Justizdaten-Affäre: Bedingte Haftstrafen für alle zwölf Angeklagten
Sie wurden für schuldig befunden, von 2002 bis 2010 Exekutionsdaten von knapp 40.000 juristischen und 92.000 Privatpersonen weitergegeben und dafür insgesamt etwa 300.000 Euro kassiert zu haben.
Richterin Stephanie Öner verurteilte die Justiz-Beamten zu bedingten Haftstrafen zwischen sechs und 24 Monaten – mit einer dreijährigen Probezeit. Für die Richterin waren die Abfragen und Weitergaben der Daten “nicht nachvollziehbare Handlungen”, die von Bediensteten getätigt worden waren, die einen “verantwortungsvollen Posten” innehatten.

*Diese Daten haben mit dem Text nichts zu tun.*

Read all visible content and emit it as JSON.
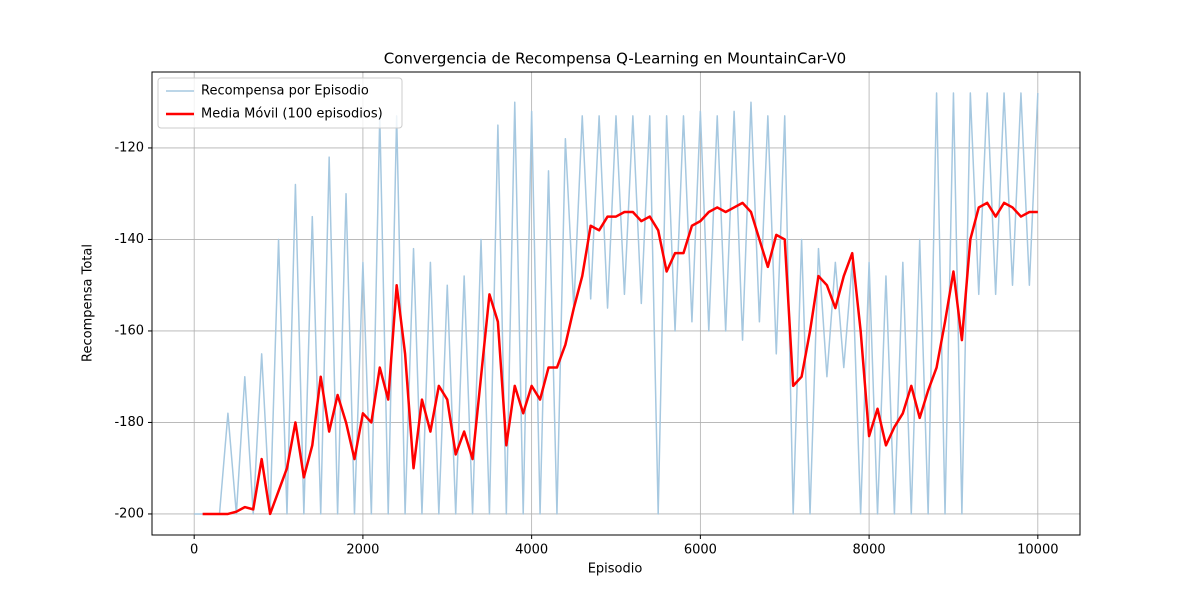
{
  "chart_data": {
    "type": "line",
    "title": "Convergencia de Recompensa Q-Learning en MountainCar-V0",
    "x_label": "Episodio",
    "y_label": "Recompensa Total",
    "xlim": [
      -500,
      10500
    ],
    "ylim": [
      -204.6,
      -103.4
    ],
    "xticks": [
      0,
      2000,
      4000,
      6000,
      8000,
      10000
    ],
    "yticks": [
      -200,
      -180,
      -160,
      -140,
      -120
    ],
    "grid": true,
    "legend": "upper-left",
    "series": [
      {
        "name": "Recompensa por Episodio",
        "color": "#a6c8e0",
        "width": 1.5,
        "x": [
          0,
          100,
          200,
          300,
          400,
          500,
          600,
          700,
          800,
          900,
          1000,
          1100,
          1200,
          1300,
          1400,
          1500,
          1600,
          1700,
          1800,
          1900,
          2000,
          2100,
          2200,
          2300,
          2400,
          2500,
          2600,
          2700,
          2800,
          2900,
          3000,
          3100,
          3200,
          3300,
          3400,
          3500,
          3600,
          3700,
          3800,
          3900,
          4000,
          4100,
          4200,
          4300,
          4400,
          4500,
          4600,
          4700,
          4800,
          4900,
          5000,
          5100,
          5200,
          5300,
          5400,
          5500,
          5600,
          5700,
          5800,
          5900,
          6000,
          6100,
          6200,
          6300,
          6400,
          6500,
          6600,
          6700,
          6800,
          6900,
          7000,
          7100,
          7200,
          7300,
          7400,
          7500,
          7600,
          7700,
          7800,
          7900,
          8000,
          8100,
          8200,
          8300,
          8400,
          8500,
          8600,
          8700,
          8800,
          8900,
          9000,
          9100,
          9200,
          9300,
          9400,
          9500,
          9600,
          9700,
          9800,
          9900,
          10000
        ],
        "values": [
          -200,
          -200,
          -200,
          -200,
          -178,
          -200,
          -170,
          -200,
          -165,
          -200,
          -140,
          -200,
          -128,
          -200,
          -135,
          -200,
          -122,
          -200,
          -130,
          -200,
          -145,
          -200,
          -113,
          -200,
          -113,
          -200,
          -142,
          -200,
          -145,
          -200,
          -150,
          -200,
          -148,
          -200,
          -140,
          -200,
          -115,
          -200,
          -110,
          -200,
          -112,
          -200,
          -125,
          -200,
          -118,
          -155,
          -113,
          -153,
          -113,
          -155,
          -113,
          -152,
          -113,
          -154,
          -113,
          -200,
          -113,
          -160,
          -113,
          -158,
          -112,
          -160,
          -113,
          -160,
          -112,
          -162,
          -110,
          -158,
          -113,
          -165,
          -113,
          -200,
          -140,
          -200,
          -142,
          -170,
          -145,
          -168,
          -145,
          -200,
          -145,
          -200,
          -148,
          -200,
          -145,
          -200,
          -140,
          -200,
          -108,
          -200,
          -108,
          -200,
          -108,
          -152,
          -108,
          -152,
          -108,
          -150,
          -108,
          -150,
          -108
        ]
      },
      {
        "name": "Media Móvil (100 episodios)",
        "color": "#ff0000",
        "width": 2.5,
        "x": [
          100,
          200,
          300,
          400,
          500,
          600,
          700,
          800,
          900,
          1000,
          1100,
          1200,
          1300,
          1400,
          1500,
          1600,
          1700,
          1800,
          1900,
          2000,
          2100,
          2200,
          2300,
          2400,
          2500,
          2600,
          2700,
          2800,
          2900,
          3000,
          3100,
          3200,
          3300,
          3400,
          3500,
          3600,
          3700,
          3800,
          3900,
          4000,
          4100,
          4200,
          4300,
          4400,
          4500,
          4600,
          4700,
          4800,
          4900,
          5000,
          5100,
          5200,
          5300,
          5400,
          5500,
          5600,
          5700,
          5800,
          5900,
          6000,
          6100,
          6200,
          6300,
          6400,
          6500,
          6600,
          6700,
          6800,
          6900,
          7000,
          7100,
          7200,
          7300,
          7400,
          7500,
          7600,
          7700,
          7800,
          7900,
          8000,
          8100,
          8200,
          8300,
          8400,
          8500,
          8600,
          8700,
          8800,
          8900,
          9000,
          9100,
          9200,
          9300,
          9400,
          9500,
          9600,
          9700,
          9800,
          9900,
          10000
        ],
        "values": [
          -200,
          -200,
          -200,
          -200,
          -199.5,
          -198.5,
          -199,
          -188,
          -200,
          -195,
          -190,
          -180,
          -192,
          -185,
          -170,
          -182,
          -174,
          -180,
          -188,
          -178,
          -180,
          -168,
          -175,
          -150,
          -165,
          -190,
          -175,
          -182,
          -172,
          -175,
          -187,
          -182,
          -188,
          -170,
          -152,
          -158,
          -185,
          -172,
          -178,
          -172,
          -175,
          -168,
          -168,
          -163,
          -155,
          -148,
          -137,
          -138,
          -135,
          -135,
          -134,
          -134,
          -136,
          -135,
          -138,
          -147,
          -143,
          -143,
          -137,
          -136,
          -134,
          -133,
          -134,
          -133,
          -132,
          -134,
          -140,
          -146,
          -139,
          -140,
          -172,
          -170,
          -160,
          -148,
          -150,
          -155,
          -148,
          -143,
          -160,
          -183,
          -177,
          -185,
          -181,
          -178,
          -172,
          -179,
          -173,
          -168,
          -158,
          -147,
          -162,
          -140,
          -133,
          -132,
          -135,
          -132,
          -133,
          -135,
          -134,
          -134
        ]
      }
    ]
  }
}
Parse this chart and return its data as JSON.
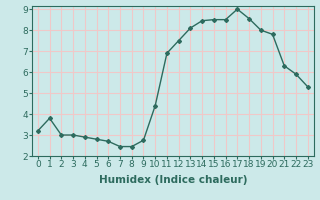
{
  "x": [
    0,
    1,
    2,
    3,
    4,
    5,
    6,
    7,
    8,
    9,
    10,
    11,
    12,
    13,
    14,
    15,
    16,
    17,
    18,
    19,
    20,
    21,
    22,
    23
  ],
  "y": [
    3.2,
    3.8,
    3.0,
    3.0,
    2.9,
    2.8,
    2.7,
    2.45,
    2.45,
    2.75,
    4.4,
    6.9,
    7.5,
    8.1,
    8.45,
    8.5,
    8.5,
    9.0,
    8.55,
    8.0,
    7.8,
    6.3,
    5.9,
    5.3
  ],
  "line_color": "#2d6b5e",
  "bg_color": "#cce9e9",
  "grid_color": "#f0c8c8",
  "xlabel": "Humidex (Indice chaleur)",
  "ylim": [
    2,
    9
  ],
  "xlim": [
    -0.5,
    23.5
  ],
  "yticks": [
    2,
    3,
    4,
    5,
    6,
    7,
    8,
    9
  ],
  "xticks": [
    0,
    1,
    2,
    3,
    4,
    5,
    6,
    7,
    8,
    9,
    10,
    11,
    12,
    13,
    14,
    15,
    16,
    17,
    18,
    19,
    20,
    21,
    22,
    23
  ],
  "tick_label_fontsize": 6.5,
  "xlabel_fontsize": 7.5,
  "marker": "D",
  "marker_size": 2.0,
  "linewidth": 1.0
}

Prozess gegen Hauptangeklagten folgt
Während die Verteidiger für ihre zwölf Beschuldigten milde Urteile erbaten, sprach der Staatsanwalt von “ganz klarem Missbrauch”. Den zwölf Justiz-Beamten wurde vorgeworfen, Exekutionsdaten an den Betreiber einer Wiener Kreditauskunftei zuerst abgerufen und dann weitergegeben zu haben. Das Verfahren gegen den 68-jährigen Hauptangeklagten – er soll sich seit 2002 entgeltlich geheime Daten aus dem elektronischen Register der Justiz (VJ) besorgt haben – wird zu einem späteren Zeitpunkt nachgeholt. Der Unternehmer wird derzeit nach mehreren gescheiterten Selbstmord-Versuchen im Wiener Otto-Wagner-Spital (OSW) stationär behandelt.
Angeklagte reumütig
Die Angeklagten zeigten sich teils reumütig geständig, teils uneinsichtig. Zweitere erregten bei der Staatsanwaltschaft einigen Unmut. Es deute alles auf Missbrauch hin, schließlich hätten einige ihre Schuld eingesehen, außerdem müsse jedem Beamten klar sein, dass die Weitergabe von Daten an Privatpersonen ebenso unrechtmäßig sei wie die Tatsache, dass man sich das dafür erhaltene Entgelt “in die eigene Jackentasche steckt”.
Das fehlende Unrechtsbewusstsein einiger Beschuldigter kommentierte die Anklage so: “Wenn das (Weitergeben von Daten, Anm.) ok wäre – warum machen das dann nicht alle? Die Nachfrage wäre sicherlich groß.” Auf die Aussage einer Justiz-Beamtin, sie habe hinter dem Ankauf der Daten “rechtliches Interesse” vermutet und sich deshalb “nichts dabei gedacht”, meinte der Staatsanwalt: “Das ist sowas von aus der Luft gegriffen, dass ich es gar nicht fassen kann.”
Auch Vorarlberger angeklagt
Die angeklagten Gerichtsvollzieher, Rechtspfleger und für Schreibarbeiten eingesetzte Kanzleikräfte an Vorarlberger, Tiroler, steirischen, oberösterreichischen und niederösterreichischen Bezirksgerichten sollen zwischen 2002 und 2010 die Screenshots ausgedruckt sie der Kreditauskunftei weitergeleitet haben, wobei sie dafür laut Anklage mit einem bis 1,50 Euro pro gelieferter Seite bezahlt wurden. Knapp 170.000 Seiten sollen in gesetzwidrigerweise ausgedruckt worden sein. Geheime Daten von knapp 40.000 juristischen und nicht weniger als 92.713 Privatpersonen wurden angeblich weitergegeben.